The lawsuit argues that these companies should pay their fair share of the climate damages taxpayers in Colorado are currently shouldering on their own. The myriad costs incurred to prepare for and respond to wildfires, listed in the lawsuit, are just one of many financial burdens associated with the state’s changing climate.
“Both Boulder County and the City of Boulder have already suffered substantial and additional costs related to the increasing wildfire risk associated with current trends, including general suppression costs, prevention costs, and rehabilitation costs (of roads, forests, watersheds),” the complaint reads. “These costs are significant, and Plaintiffs face the risk of continuing and increasing costs in the future as wildfires are likely to increase.”

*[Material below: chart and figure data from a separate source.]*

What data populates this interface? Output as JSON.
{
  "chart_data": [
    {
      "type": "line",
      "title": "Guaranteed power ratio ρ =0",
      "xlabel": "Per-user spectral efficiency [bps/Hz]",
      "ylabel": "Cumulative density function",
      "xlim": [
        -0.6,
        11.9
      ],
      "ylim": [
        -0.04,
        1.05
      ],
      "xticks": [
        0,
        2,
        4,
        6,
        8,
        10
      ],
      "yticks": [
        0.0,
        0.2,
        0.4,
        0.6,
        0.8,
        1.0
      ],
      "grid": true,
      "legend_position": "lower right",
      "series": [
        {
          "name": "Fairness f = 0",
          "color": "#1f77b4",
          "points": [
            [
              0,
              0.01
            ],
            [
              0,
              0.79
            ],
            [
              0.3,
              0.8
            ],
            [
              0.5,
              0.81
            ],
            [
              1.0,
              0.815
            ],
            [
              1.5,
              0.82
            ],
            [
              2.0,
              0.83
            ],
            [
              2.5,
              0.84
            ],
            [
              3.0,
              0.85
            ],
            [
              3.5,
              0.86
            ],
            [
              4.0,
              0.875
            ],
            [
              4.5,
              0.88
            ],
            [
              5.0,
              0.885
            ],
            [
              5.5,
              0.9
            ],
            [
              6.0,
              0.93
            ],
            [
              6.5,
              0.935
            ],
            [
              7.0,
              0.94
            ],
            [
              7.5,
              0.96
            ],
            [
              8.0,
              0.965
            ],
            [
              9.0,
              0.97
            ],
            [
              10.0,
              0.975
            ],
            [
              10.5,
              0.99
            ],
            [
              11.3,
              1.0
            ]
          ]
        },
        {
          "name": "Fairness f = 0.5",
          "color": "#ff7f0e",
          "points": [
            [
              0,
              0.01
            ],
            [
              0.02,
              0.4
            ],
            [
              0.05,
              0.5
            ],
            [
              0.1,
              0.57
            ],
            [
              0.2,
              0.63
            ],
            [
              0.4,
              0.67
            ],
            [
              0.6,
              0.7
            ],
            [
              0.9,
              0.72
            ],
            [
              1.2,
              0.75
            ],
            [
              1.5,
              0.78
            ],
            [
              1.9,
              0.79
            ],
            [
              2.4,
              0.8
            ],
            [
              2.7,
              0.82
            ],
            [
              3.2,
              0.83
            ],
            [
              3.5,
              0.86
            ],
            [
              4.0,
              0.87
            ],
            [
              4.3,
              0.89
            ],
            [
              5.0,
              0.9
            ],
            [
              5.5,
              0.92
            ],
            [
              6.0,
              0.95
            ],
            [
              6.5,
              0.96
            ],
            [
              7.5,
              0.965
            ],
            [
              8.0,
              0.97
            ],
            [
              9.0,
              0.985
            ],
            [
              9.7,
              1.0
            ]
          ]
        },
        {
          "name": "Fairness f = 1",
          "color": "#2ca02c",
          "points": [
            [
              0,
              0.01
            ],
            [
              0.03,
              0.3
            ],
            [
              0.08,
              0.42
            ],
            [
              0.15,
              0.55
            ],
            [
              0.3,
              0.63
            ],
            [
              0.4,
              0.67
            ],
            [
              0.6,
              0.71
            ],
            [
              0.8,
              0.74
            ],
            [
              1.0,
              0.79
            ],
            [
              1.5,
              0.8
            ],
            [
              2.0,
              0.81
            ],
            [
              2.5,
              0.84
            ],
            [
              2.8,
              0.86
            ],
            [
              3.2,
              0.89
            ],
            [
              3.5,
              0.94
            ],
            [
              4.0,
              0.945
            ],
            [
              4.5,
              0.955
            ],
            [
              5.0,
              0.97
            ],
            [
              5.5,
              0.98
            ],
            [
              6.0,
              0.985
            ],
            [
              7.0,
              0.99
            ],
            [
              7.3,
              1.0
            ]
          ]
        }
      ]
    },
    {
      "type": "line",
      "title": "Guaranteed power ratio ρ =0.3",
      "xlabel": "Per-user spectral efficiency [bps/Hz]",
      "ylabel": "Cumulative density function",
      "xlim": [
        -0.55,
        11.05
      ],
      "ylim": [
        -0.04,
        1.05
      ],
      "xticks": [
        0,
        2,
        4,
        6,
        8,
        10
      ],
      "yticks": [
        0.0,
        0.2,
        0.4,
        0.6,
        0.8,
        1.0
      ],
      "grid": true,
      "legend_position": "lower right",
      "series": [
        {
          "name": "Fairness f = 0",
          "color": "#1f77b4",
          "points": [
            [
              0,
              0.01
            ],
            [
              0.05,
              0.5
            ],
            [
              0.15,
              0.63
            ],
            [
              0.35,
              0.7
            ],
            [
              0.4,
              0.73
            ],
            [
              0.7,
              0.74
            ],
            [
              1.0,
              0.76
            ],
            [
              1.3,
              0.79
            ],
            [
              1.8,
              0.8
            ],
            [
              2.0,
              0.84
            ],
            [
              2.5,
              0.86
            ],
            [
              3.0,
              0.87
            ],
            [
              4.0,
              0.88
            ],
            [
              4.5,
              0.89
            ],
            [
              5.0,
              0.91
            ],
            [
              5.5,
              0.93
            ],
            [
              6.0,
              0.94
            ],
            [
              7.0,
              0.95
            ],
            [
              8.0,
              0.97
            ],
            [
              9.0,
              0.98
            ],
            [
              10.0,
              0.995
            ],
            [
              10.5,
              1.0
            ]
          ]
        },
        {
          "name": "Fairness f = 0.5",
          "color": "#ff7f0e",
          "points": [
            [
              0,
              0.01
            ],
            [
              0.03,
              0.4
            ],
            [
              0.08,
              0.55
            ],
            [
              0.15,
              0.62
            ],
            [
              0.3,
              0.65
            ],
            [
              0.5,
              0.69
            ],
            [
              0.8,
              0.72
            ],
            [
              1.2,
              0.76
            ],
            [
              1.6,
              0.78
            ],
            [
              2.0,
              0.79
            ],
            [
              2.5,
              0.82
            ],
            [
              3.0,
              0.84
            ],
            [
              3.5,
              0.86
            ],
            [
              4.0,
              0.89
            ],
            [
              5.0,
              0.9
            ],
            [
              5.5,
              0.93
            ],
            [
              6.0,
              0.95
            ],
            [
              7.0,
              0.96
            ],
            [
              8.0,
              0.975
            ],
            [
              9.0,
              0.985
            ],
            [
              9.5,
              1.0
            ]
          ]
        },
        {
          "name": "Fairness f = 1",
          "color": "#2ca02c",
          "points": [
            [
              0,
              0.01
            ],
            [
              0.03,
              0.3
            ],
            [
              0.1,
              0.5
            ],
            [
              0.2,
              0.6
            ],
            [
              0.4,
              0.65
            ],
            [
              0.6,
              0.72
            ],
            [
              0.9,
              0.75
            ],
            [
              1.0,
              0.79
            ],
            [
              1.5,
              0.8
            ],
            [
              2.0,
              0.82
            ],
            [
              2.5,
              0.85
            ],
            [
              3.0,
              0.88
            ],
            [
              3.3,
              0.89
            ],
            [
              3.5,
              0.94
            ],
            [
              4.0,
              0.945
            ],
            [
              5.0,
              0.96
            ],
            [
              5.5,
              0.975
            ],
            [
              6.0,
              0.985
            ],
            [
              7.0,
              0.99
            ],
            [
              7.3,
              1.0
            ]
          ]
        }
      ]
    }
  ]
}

Yet nearly four years after the communities filed suit, and with yet another massive fire adding to the damage, the people of Boulder and San Miguel counties are still waiting for their day in court. In 2020, a federal appeals court rejected Exxon and Suncor’s attempts to remove the lawsuit from state court, where it was filed, and have it argued instead in federal court, where the companies hope it will be easier to escape accountability. But following a highly technical U.S. Supreme Court ruling last year, Exxon and Suncor are once again making the case for federal jurisdiction before the Tenth Circuit Court of Appeals.
While these communities await a decision, taxpayers are shouldering the mounting costs of responding and preparing for fires, heatwaves, and floods. Boulder County estimates its taxpayers will spend $100 million over the next three decades on reducing wildfire risk and adapting transportation and drainage systems. The total damages from Marshall are still uncertain, but according to Commissioner Jones, the county is estimating that just clearing the rubble will cost $50 million. Many residents have no idea whether they can afford to rebuild their homes after Marshall.
“We’re all paying the price for them,” Jones said of the oil companies still getting off scot-free while his community bears an unimaginable burden.
Scientists say disasters like the Marshall Fire will only become more common — making Boulder’s quest to hold fossil fuel companies accountable, and recover a share of the costs they’ll spend to adapt, all the more pressing.
“I would hope that events like this would underscore the urgency of moving these cases forward,” Simons said. “Because we really can’t wait years and years – the impacts and costs are happening now, and these communities will have to live with these trends for decades to come.”